La sopravvivenza stessa degli Stati nazionali, ormai incapaci di garantire i loro stessi interessi vitali di fronte ad un mondo di “imperi”, dalla Russia alla Cina, dipende dalla riuscita di questo progetto transnazionale. Le maggiori sfide globali a cui siamo confrontati su base quotidiana, come il cambiamento climatico, la transizione digitale e la salvaguardia del multilateralismo, hanno infatti un carattere transnazionale e sono dunque immuni alle azioni unilaterali delle singole nazioni, la cui capacità di influenza è diminuita drasticamente. Allo stesso tempo, l’attribuzione di nuove competenze all’Unione non deve assolutamente prescindere dalla creazione di un vero e proprio spazio politico europeo, grazie alla progressiva affermazione di soggetti politici e civici transnazionali come protagonisti principali di elezioni e dibattiti finalmente europei.
Oggi l’UE non può ancora dirsi pienamente democratica, né potenza, tantomeno sovrana. Questa è stata inoltre una delle principali conclusioni della Conferenza sul Futuro dell’Europa, che si è chiusa il 9 maggio 2022, in cui i cittadini che vi hanno partecipato hanno chiesto alla politica europea e nazionale di rendere l’Unione più sociale, più verde, ma soprattutto più democratica e attenta alle richieste dei propri cittadini. Un tale appello non può e non deve cadere nel vuoto. Il Parlamento europeo, tenendo fede al proprio impegno, ha immediatamente approvato la riforma sulla legge elettorale che introduce le liste transnazionali e una risoluzione che avvia la procedura di revisione dei Trattati ai sensi dell'Articolo 48 del Trattato sull’Unione europea, chiedendo al Consiglio europeo di convocare al più presto una Convenzione. Le idee e proposte di questo “federalist paper” possono contribuire in maniera concreta e costruttiva alla democratizzazione dell’UE in vista dell’imminente processo di riforma europea.
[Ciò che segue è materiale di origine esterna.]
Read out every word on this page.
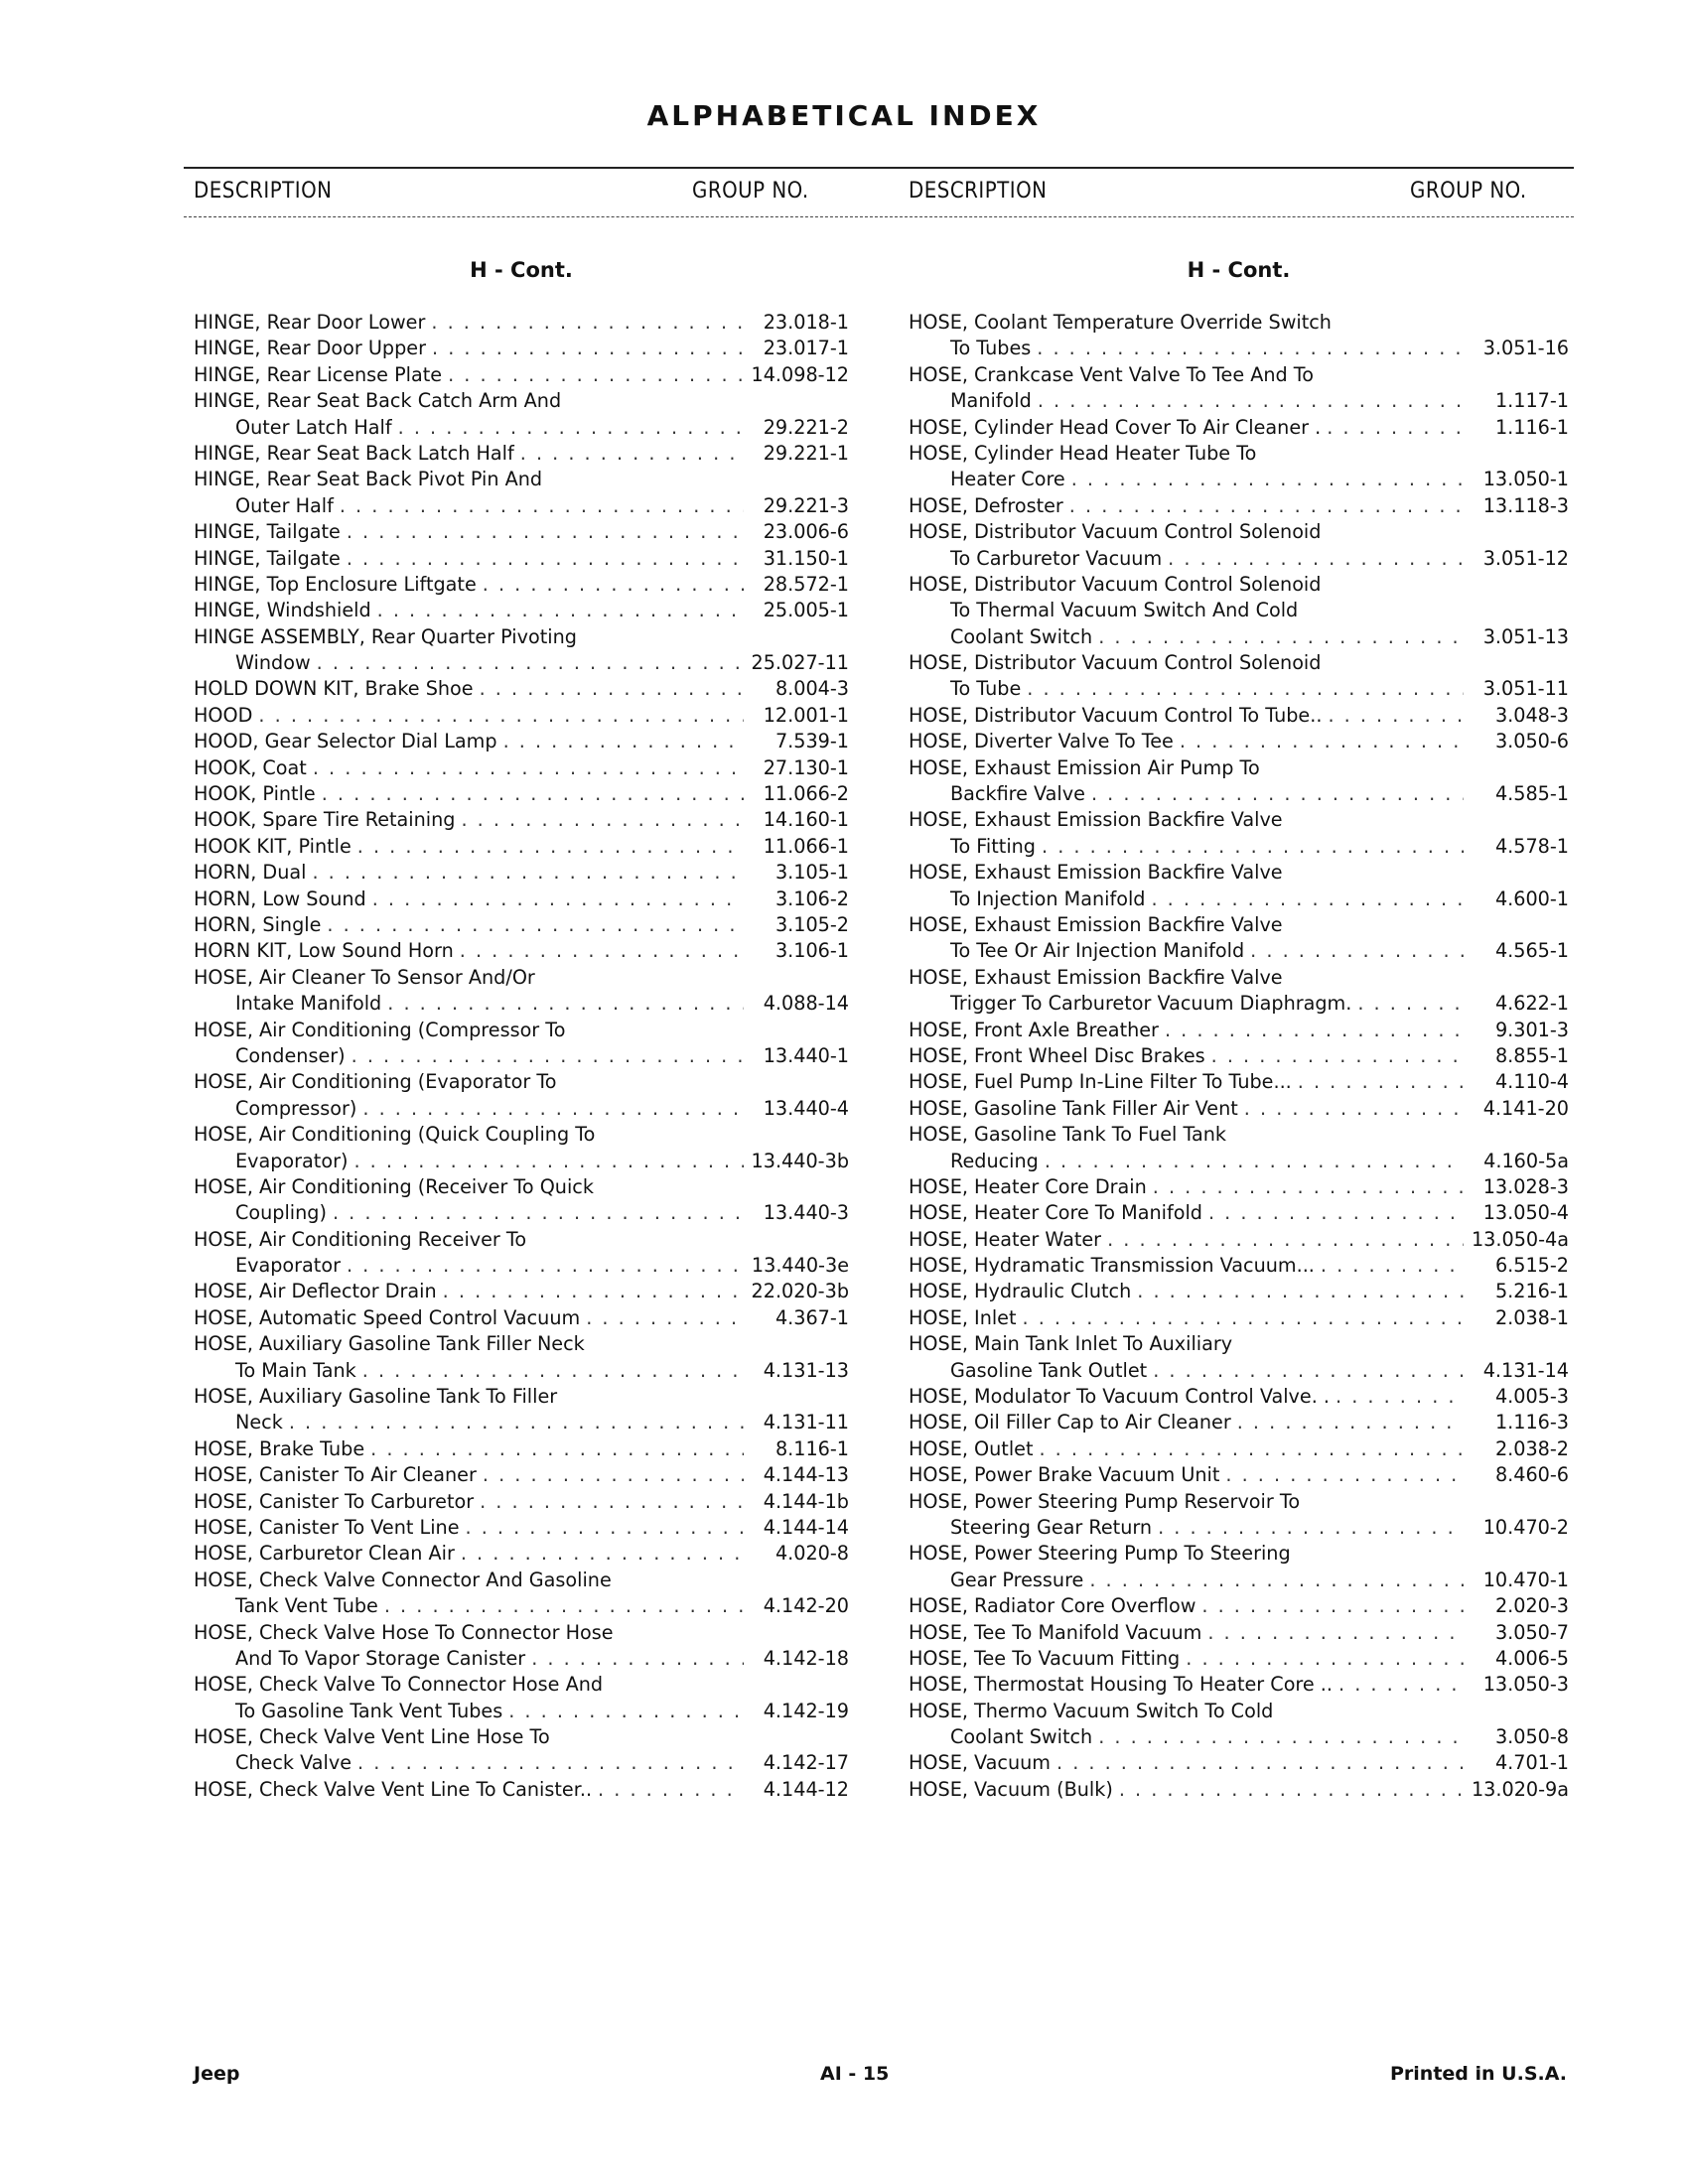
ALPHABETICAL INDEX
DESCRIPTION	GROUP NO.	DESCRIPTION	GROUP NO.
H - Cont.
HINGE, Rear Door Lower . . .	23.018-1
HINGE, Rear Door Upper . . .	23.017-1
HINGE, Rear License Plate . . .	14.098-12
HINGE, Rear Seat Back Catch Arm And
Outer Latch Half . . .	29.221-2
HINGE, Rear Seat Back Latch Half . . .	29.221-1
HINGE, Rear Seat Back Pivot Pin And
Outer Half . . .	29.221-3
HINGE, Tailgate . . .	23.006-6
HINGE, Tailgate . . .	31.150-1
HINGE, Top Enclosure Liftgate . . .	28.572-1
HINGE, Windshield . . .	25.005-1
HINGE ASSEMBLY, Rear Quarter Pivoting
Window . . .	25.027-11
HOLD DOWN KIT, Brake Shoe . . .	8.004-3
HOOD . . .	12.001-1
HOOD, Gear Selector Dial Lamp . . .	7.539-1
HOOK, Coat . . .	27.130-1
HOOK, Pintle . . .	11.066-2
HOOK, Spare Tire Retaining . . .	14.160-1
HOOK KIT, Pintle . . .	11.066-1
HORN, Dual . . .	3.105-1
HORN, Low Sound . . .	3.106-2
HORN, Single . . .	3.105-2
HORN KIT, Low Sound Horn . . .	3.106-1
HOSE, Air Cleaner To Sensor And/Or
Intake Manifold . . .	4.088-14
HOSE, Air Conditioning (Compressor To
Condenser) . . .	13.440-1
HOSE, Air Conditioning (Evaporator To
Compressor) . . .	13.440-4
HOSE, Air Conditioning (Quick Coupling To
Evaporator) . . .	13.440-3b
HOSE, Air Conditioning (Receiver To Quick
Coupling) . . .	13.440-3
HOSE, Air Conditioning Receiver To
Evaporator . . .	13.440-3e
HOSE, Air Deflector Drain . . .	22.020-3b
HOSE, Automatic Speed Control Vacuum . . .	4.367-1
HOSE, Auxiliary Gasoline Tank Filler Neck
To Main Tank . . .	4.131-13
HOSE, Auxiliary Gasoline Tank To Filler
Neck . . .	4.131-11
HOSE, Brake Tube . . .	8.116-1
HOSE, Canister To Air Cleaner . . .	4.144-13
HOSE, Canister To Carburetor . . .	4.144-1b
HOSE, Canister To Vent Line . . .	4.144-14
HOSE, Carburetor Clean Air . . .	4.020-8
HOSE, Check Valve Connector And Gasoline
Tank Vent Tube . . .	4.142-20
HOSE, Check Valve Hose To Connector Hose
And To Vapor Storage Canister . . .	4.142-18
HOSE, Check Valve To Connector Hose And
To Gasoline Tank Vent Tubes . . .	4.142-19
HOSE, Check Valve Vent Line Hose To
Check Valve . . .	4.142-17
HOSE, Check Valve Vent Line To Canister.. . . .	4.144-12
H - Cont.
HOSE, Coolant Temperature Override Switch
To Tubes . . .	3.051-16
HOSE, Crankcase Vent Valve To Tee And To
Manifold . . .	1.117-1
HOSE, Cylinder Head Cover To Air Cleaner . . . .	1.116-1
HOSE, Cylinder Head Heater Tube To
Heater Core . . .	13.050-1
HOSE, Defroster . . .	13.118-3
HOSE, Distributor Vacuum Control Solenoid
To Carburetor Vacuum . . .	3.051-12
HOSE, Distributor Vacuum Control Solenoid
To Thermal Vacuum Switch And Cold
Coolant Switch . . .	3.051-13
HOSE, Distributor Vacuum Control Solenoid
To Tube . . .	3.051-11
HOSE, Distributor Vacuum Control To Tube.. . . .	3.048-3
HOSE, Diverter Valve To Tee . . .	3.050-6
HOSE, Exhaust Emission Air Pump To
Backfire Valve . . .	4.585-1
HOSE, Exhaust Emission Backfire Valve
To Fitting . . .	4.578-1
HOSE, Exhaust Emission Backfire Valve
To Injection Manifold . . .	4.600-1
HOSE, Exhaust Emission Backfire Valve
To Tee Or Air Injection Manifold . . .	4.565-1
HOSE, Exhaust Emission Backfire Valve
Trigger To Carburetor Vacuum Diaphragm. . . .	4.622-1
HOSE, Front Axle Breather . . .	9.301-3
HOSE, Front Wheel Disc Brakes . . .	8.855-1
HOSE, Fuel Pump In-Line Filter To Tube... . . .	4.110-4
HOSE, Gasoline Tank Filler Air Vent . . .	4.141-20
HOSE, Gasoline Tank To Fuel Tank
Reducing . . .	4.160-5a
HOSE, Heater Core Drain . . .	13.028-3
HOSE, Heater Core To Manifold . . .	13.050-4
HOSE, Heater Water . . .	13.050-4a
HOSE, Hydramatic Transmission Vacuum... . . .	6.515-2
HOSE, Hydraulic Clutch . . .	5.216-1
HOSE, Inlet . . .	2.038-1
HOSE, Main Tank Inlet To Auxiliary
Gasoline Tank Outlet . . .	4.131-14
HOSE, Modulator To Vacuum Control Valve. . . . .	4.005-3
HOSE, Oil Filler Cap to Air Cleaner . . .	1.116-3
HOSE, Outlet . . .	2.038-2
HOSE, Power Brake Vacuum Unit . . .	8.460-6
HOSE, Power Steering Pump Reservoir To
Steering Gear Return . . .	10.470-2
HOSE, Power Steering Pump To Steering
Gear Pressure . . .	10.470-1
HOSE, Radiator Core Overflow . . .	2.020-3
HOSE, Tee To Manifold Vacuum . . .	3.050-7
HOSE, Tee To Vacuum Fitting . . .	4.006-5
HOSE, Thermostat Housing To Heater Core .. . . .	13.050-3
HOSE, Thermo Vacuum Switch To Cold
Coolant Switch . . .	3.050-8
HOSE, Vacuum . . .	4.701-1
HOSE, Vacuum (Bulk) . . .	13.020-9a
Jeep	AI - 15	Printed in U.S.A.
Vogliamo, perché la riteniamo ormai indispensabile, un’Unione federale, sovrana e democratica, per difendere i valori e i principi di pace, il multilateralismo e la cooperazione tra paesi liberi e sovrani; per difendere i valori, gli interessi e le identità nazionali e locali; pronta anche ad agire come potenza sulla scena globale per gestire in modo più efficace problemi e sfide su cui gli stati nazionali hanno ormai perso il controllo.